Cole later admitted that past presidents -- such as the iconic Ronald Reagan -- had to work with Democrats. So, the tide seems to turn -- or is reality beckoning? One thing is certain, rolling back, “a major established social welfare program, [is a fact] that is almost unheard of.”
For 10 years, the Republicans were the party of “no” and so concentrated were they in saying “no” especially to President Obama, that they were left without a plan, so busy were they saying, no. So, now it’s no to their plan, and perhaps a resounding nyet from St. Petersburg on further help from Vladimir Putin. Who supports a loser?
The result, for now, is that the ACA remains, left as Trump said, as an option in his first few weeks in office, to self implode. But that implosion might very well echo off the walls of the Oval Office.

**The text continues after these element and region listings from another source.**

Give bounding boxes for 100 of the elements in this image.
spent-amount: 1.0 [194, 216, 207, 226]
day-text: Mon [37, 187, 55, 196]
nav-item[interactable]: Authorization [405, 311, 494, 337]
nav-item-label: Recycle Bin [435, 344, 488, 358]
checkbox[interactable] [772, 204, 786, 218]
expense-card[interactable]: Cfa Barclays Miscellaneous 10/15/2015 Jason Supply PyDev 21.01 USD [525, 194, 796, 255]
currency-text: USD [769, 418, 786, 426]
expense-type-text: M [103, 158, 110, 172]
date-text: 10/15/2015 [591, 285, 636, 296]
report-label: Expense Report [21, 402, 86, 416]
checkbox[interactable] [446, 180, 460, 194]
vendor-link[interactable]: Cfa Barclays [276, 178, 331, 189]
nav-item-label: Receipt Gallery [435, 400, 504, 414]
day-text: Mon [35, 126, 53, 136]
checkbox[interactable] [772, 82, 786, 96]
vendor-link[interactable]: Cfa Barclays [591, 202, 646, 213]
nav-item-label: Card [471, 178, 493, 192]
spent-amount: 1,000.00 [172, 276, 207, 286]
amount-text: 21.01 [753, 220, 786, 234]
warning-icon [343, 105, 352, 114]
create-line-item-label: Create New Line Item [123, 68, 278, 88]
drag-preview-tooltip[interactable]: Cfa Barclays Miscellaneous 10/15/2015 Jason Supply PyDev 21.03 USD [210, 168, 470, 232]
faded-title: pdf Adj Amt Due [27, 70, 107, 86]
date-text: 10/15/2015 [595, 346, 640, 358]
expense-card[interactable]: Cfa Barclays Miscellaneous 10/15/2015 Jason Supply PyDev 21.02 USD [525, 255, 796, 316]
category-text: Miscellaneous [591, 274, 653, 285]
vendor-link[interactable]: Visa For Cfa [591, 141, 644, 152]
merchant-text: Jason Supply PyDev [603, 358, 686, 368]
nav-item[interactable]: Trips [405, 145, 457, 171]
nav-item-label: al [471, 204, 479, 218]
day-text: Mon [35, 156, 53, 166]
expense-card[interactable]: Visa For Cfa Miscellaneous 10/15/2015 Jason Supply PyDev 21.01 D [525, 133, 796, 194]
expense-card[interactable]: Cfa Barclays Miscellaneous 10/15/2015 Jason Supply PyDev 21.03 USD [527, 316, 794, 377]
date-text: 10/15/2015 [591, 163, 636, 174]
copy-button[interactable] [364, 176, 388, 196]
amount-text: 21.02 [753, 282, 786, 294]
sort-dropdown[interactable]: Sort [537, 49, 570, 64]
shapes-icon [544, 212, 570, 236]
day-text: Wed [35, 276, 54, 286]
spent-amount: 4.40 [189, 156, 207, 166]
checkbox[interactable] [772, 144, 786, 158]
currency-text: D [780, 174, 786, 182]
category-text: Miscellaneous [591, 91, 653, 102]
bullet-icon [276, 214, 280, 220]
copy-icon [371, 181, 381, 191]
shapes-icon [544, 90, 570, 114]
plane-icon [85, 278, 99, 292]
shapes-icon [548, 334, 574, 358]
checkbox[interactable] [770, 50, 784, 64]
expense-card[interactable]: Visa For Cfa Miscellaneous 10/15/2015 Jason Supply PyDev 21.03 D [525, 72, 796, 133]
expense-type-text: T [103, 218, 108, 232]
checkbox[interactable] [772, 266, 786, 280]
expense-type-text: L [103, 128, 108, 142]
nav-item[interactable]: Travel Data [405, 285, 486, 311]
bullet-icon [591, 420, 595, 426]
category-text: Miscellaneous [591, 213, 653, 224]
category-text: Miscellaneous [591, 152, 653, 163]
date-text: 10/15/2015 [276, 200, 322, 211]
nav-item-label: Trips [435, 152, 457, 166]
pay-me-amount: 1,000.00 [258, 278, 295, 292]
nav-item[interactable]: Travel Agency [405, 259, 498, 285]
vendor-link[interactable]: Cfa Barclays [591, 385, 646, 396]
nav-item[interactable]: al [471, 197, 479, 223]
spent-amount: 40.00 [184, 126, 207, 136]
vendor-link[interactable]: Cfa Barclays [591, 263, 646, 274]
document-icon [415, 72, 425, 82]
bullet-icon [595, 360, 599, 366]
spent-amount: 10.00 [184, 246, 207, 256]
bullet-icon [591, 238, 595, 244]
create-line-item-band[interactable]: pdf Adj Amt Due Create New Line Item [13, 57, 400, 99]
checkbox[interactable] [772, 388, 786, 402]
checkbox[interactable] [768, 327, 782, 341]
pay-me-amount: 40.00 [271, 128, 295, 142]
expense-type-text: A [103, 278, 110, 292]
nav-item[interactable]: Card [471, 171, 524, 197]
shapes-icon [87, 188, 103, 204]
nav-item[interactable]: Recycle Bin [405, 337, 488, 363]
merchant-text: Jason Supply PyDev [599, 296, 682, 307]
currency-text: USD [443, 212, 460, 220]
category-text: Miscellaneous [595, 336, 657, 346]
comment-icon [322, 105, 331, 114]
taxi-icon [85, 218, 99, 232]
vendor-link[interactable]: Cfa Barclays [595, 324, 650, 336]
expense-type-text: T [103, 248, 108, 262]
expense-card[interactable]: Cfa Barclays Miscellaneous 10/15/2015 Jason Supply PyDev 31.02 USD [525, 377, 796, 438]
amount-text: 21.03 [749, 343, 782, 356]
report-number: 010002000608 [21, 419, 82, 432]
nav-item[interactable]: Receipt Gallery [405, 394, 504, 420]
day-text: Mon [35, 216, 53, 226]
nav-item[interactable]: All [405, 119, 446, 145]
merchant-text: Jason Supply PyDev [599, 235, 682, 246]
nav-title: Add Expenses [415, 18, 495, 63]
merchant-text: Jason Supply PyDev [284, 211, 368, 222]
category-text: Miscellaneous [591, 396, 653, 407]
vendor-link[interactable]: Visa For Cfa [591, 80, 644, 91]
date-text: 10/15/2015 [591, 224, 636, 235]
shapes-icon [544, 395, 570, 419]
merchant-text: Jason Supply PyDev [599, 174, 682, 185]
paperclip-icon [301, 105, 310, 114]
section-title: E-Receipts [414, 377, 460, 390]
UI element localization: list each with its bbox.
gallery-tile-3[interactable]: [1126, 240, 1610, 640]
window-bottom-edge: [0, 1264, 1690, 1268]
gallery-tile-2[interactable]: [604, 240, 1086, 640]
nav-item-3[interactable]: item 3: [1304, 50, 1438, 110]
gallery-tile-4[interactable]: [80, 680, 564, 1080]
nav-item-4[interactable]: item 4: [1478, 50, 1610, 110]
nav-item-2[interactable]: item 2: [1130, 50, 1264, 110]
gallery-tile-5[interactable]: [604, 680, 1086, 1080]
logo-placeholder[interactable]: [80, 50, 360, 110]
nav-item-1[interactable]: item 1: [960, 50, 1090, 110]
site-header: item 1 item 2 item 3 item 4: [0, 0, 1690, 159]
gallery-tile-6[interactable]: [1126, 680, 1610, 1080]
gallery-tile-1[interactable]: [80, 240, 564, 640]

If early efforts at loosening the insurance requirement are left to the wolves, then consider that the insurance requirement is vital in maintaining healthy markets, “because it encourages healthier people to sign up for coverage. And healthier people offset the cost of sicker people. And that in turn keeps premiums in check,” noted the Chicago Tribune.
If it is loosened then premium costs would skyrocket, and increase even more than they did in some area, for some that bought insurance on the marketplace exchanges, put in place by Obamacare. And, as we saw the tax credit benefit for younger people versus older, in the Trump plan, did just that.
In the end, the image conscious Trump who gave half-hearted endorsement to the bill, (and was told to abandon it by his son-in-law Jared Kushner), blamed the Democrats, a move that even his ardent supporters told him not to do, in the face of his refusal to accept the Democrats offer to work, and fill the holes of the ACA, and put it on firmer foundation.
Behind the scenes he blamed Ryan and Reince Priebus, for their failure to shepherd the bill through, now creating even more tension between two men, whose help he now desperately needs.
His next chance is a tax plan, but the early soundings seem to be as top heavy as his executive orders -- missing an ideology, and hell bent on raising defence from an already near $7 million high. And, then take away from Meals on Wheels, cut the Coast Guard, delete monies from Great Lakes Conservation, and decimate the Environmental Protection Agency? One again, he seems to not even grasp the basics of crafting legislation, as critics have noted.